Careamist
A class to train, predict and export models in CAREamics.
CAREamist
Main CAREamics class, allowing training and prediction using various algorithms.
Parameters:
| Name | Type | Description | Default |
|---|---|---|---|
source
|
pathlib.Path or str or CAREamics Configuration
|
Path to a configuration file or a trained model. |
required |
work_dir
|
str
|
Path to working directory in which to save checkpoints and logs, by default None. |
None
|
callbacks
|
list of Callback
|
List of callbacks to use during training and prediction, by default None. |
None
|
enable_progress_bar
|
bool
|
Whether a progress bar will be displayed during training, validation and prediction. |
True
|
Attributes:
| Name | Type | Description |
|---|---|---|
model |
CAREamicsModule
|
CAREamics model. |
cfg |
Configuration
|
CAREamics configuration. |
trainer |
Trainer
|
PyTorch Lightning trainer. |
experiment_logger |
TensorBoardLogger or WandbLogger
|
Experiment logger, "wandb" or "tensorboard". |
work_dir |
Path
|
Working directory. |
train_datamodule |
TrainDataModule
|
Training datamodule. |
pred_datamodule |
PredictDataModule
|
Prediction datamodule. |
export_to_bmz(path_to_archive, friendly_model_name, input_array, authors, general_description, data_description, covers=None, channel_names=None, model_version='0.1.0')

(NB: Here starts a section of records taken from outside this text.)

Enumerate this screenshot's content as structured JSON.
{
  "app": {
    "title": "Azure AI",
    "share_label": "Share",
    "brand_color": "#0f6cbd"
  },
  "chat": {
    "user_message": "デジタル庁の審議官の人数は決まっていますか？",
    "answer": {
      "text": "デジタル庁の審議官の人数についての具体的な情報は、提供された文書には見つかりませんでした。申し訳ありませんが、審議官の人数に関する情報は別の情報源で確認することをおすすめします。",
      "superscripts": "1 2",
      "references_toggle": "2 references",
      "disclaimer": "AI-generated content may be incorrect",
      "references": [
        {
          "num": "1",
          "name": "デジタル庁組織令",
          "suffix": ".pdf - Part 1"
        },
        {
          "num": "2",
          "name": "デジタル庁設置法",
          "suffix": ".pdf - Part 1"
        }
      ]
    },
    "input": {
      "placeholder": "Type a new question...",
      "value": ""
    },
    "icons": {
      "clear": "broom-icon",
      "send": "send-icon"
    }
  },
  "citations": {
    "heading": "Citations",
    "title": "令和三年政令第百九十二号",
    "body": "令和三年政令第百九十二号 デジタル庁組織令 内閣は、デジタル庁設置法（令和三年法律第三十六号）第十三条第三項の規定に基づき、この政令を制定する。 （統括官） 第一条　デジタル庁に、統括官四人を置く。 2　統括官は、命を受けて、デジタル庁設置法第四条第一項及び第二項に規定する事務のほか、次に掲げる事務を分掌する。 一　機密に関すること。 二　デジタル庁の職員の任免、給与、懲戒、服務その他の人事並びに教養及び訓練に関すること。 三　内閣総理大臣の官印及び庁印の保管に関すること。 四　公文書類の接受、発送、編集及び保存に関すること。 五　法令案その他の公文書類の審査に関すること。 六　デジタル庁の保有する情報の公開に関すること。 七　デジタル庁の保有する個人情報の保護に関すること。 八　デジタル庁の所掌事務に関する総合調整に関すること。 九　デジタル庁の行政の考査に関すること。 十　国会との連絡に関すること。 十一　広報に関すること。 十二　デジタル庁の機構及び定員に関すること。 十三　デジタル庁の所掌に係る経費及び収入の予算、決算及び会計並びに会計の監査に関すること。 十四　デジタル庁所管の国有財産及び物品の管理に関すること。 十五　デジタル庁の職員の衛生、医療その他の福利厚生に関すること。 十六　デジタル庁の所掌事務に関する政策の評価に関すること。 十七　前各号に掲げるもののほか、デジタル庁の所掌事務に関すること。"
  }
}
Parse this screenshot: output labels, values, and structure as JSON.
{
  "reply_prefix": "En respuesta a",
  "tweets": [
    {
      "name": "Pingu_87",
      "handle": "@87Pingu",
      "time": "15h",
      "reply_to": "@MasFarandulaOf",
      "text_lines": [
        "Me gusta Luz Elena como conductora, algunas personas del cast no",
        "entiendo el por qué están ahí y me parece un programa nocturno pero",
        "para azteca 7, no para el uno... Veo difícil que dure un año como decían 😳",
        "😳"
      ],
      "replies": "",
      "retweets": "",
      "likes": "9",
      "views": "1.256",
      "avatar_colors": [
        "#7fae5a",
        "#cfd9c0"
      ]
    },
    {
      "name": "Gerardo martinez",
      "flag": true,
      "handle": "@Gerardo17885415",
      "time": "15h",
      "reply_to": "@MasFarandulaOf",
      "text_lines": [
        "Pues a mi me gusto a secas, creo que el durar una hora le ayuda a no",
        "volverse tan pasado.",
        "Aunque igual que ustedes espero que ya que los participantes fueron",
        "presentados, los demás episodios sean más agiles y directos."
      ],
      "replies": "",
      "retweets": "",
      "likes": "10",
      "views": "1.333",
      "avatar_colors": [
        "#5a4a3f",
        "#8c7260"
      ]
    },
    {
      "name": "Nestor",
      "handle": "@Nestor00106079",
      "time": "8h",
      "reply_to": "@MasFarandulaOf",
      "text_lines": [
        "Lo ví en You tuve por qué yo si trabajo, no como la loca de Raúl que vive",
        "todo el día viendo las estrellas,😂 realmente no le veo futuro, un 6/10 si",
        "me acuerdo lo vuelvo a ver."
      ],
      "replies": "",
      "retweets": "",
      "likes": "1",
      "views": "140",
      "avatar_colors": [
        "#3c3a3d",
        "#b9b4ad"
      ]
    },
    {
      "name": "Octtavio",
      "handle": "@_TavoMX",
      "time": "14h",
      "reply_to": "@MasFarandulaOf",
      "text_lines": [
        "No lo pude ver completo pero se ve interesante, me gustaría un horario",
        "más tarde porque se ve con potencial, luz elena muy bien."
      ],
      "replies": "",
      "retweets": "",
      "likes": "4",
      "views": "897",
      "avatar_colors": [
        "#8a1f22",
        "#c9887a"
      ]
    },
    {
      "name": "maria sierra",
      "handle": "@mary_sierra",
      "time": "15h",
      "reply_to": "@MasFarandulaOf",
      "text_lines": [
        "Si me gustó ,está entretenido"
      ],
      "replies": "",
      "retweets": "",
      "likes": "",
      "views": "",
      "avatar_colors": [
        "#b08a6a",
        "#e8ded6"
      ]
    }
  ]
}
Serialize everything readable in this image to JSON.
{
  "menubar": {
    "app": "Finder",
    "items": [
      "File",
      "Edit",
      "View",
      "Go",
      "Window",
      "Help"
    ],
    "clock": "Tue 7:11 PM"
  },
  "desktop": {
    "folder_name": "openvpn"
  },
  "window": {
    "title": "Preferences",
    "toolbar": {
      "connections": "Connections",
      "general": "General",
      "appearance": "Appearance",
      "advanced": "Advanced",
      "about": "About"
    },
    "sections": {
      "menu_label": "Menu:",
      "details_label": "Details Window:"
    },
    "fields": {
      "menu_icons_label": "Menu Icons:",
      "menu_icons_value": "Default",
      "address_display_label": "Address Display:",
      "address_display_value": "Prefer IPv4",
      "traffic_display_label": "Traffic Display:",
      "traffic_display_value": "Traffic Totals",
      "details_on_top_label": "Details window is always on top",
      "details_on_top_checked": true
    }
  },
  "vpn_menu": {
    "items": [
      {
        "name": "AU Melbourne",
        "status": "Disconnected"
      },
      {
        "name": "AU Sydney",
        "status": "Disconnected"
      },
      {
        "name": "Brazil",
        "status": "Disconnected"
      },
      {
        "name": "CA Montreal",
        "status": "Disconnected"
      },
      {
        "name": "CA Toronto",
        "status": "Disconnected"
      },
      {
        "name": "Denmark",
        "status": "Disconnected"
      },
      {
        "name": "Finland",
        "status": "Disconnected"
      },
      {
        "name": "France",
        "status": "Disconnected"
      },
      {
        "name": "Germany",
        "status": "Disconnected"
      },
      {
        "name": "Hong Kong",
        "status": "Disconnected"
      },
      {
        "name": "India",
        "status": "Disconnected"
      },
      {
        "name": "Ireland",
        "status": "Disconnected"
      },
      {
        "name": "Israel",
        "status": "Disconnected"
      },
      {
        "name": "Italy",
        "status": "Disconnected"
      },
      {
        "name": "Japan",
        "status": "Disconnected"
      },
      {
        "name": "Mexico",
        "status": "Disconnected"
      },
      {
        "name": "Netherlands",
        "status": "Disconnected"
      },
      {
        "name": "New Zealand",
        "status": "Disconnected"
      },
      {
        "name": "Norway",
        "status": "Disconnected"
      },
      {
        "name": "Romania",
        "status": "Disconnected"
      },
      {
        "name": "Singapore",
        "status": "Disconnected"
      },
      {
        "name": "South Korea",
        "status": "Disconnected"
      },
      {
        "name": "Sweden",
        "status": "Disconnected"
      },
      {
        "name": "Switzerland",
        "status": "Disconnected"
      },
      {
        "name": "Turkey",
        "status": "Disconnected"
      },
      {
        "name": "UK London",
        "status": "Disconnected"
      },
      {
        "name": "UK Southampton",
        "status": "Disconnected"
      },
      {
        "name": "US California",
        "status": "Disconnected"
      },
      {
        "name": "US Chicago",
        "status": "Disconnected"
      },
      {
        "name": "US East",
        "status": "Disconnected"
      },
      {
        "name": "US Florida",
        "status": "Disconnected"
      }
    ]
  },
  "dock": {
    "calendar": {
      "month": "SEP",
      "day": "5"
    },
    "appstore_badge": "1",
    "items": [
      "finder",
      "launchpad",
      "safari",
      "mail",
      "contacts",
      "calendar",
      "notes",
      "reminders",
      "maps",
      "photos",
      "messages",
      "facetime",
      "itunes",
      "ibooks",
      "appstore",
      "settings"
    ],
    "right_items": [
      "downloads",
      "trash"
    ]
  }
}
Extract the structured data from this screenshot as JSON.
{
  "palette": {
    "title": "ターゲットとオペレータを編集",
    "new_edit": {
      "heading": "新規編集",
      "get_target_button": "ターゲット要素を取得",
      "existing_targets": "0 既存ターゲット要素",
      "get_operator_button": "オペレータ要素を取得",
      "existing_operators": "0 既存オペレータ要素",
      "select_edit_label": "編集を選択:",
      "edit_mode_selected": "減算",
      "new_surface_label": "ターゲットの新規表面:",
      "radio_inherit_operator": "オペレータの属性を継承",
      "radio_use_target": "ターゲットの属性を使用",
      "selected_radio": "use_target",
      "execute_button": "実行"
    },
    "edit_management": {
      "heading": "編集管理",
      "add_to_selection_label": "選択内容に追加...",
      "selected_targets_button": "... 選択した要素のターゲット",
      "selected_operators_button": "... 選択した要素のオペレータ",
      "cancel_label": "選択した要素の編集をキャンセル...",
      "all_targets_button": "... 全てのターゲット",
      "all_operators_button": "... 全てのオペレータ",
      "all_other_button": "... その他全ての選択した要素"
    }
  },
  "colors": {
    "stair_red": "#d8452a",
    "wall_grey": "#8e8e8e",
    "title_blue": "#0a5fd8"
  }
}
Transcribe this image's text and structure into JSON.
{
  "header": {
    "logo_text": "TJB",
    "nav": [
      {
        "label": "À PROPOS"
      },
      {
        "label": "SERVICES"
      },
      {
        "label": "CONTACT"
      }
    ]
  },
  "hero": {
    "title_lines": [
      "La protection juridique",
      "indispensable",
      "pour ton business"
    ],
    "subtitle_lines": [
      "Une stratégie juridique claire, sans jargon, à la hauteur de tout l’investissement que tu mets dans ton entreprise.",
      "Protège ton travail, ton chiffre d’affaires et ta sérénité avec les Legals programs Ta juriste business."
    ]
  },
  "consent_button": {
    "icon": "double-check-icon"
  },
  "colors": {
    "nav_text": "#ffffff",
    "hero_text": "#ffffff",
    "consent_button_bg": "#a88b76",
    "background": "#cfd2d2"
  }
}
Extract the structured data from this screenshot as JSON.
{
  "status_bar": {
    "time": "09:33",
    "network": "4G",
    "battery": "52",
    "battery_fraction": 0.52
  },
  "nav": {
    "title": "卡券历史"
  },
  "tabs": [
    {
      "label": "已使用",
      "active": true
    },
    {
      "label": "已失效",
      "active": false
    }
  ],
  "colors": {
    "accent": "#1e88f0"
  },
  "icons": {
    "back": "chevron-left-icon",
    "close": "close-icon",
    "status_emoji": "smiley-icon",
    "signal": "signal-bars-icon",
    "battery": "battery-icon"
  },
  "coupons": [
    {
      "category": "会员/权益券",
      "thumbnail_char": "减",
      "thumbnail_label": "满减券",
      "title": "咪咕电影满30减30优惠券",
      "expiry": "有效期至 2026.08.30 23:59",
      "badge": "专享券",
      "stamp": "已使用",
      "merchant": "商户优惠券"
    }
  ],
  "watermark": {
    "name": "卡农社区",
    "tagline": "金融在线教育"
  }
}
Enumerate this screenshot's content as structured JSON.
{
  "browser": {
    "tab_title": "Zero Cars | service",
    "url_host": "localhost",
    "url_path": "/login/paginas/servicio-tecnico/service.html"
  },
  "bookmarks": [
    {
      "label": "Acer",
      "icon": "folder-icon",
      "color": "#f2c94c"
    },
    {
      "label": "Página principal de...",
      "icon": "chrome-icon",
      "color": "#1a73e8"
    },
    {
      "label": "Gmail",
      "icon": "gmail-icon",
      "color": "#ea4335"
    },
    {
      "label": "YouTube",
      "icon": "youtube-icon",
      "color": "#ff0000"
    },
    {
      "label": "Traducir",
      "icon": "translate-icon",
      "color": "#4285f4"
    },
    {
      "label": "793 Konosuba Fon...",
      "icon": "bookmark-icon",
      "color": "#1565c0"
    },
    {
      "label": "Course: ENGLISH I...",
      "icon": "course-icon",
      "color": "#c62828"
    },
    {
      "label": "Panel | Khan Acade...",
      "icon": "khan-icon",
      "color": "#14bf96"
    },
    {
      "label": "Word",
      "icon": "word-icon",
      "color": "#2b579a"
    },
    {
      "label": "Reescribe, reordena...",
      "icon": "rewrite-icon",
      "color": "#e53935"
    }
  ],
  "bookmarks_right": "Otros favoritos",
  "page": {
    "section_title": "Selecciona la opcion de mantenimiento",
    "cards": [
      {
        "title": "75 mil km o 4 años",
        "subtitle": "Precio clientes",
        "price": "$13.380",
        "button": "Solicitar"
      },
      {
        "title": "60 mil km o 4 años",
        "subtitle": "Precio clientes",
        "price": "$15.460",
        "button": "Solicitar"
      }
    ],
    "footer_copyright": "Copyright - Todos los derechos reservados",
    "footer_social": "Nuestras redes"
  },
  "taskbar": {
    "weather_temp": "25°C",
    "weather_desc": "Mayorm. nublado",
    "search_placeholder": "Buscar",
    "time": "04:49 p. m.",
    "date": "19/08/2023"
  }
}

Export the model to the BioImage Model Zoo format.
This method packages the current weights into a zip file that can be uploaded to the BioImage Model Zoo. The archive consists of the model weights, the model specifications and various files (inputs, outputs, README, env.yaml etc.).
path_to_archive should point to a file with a ".zip" extension.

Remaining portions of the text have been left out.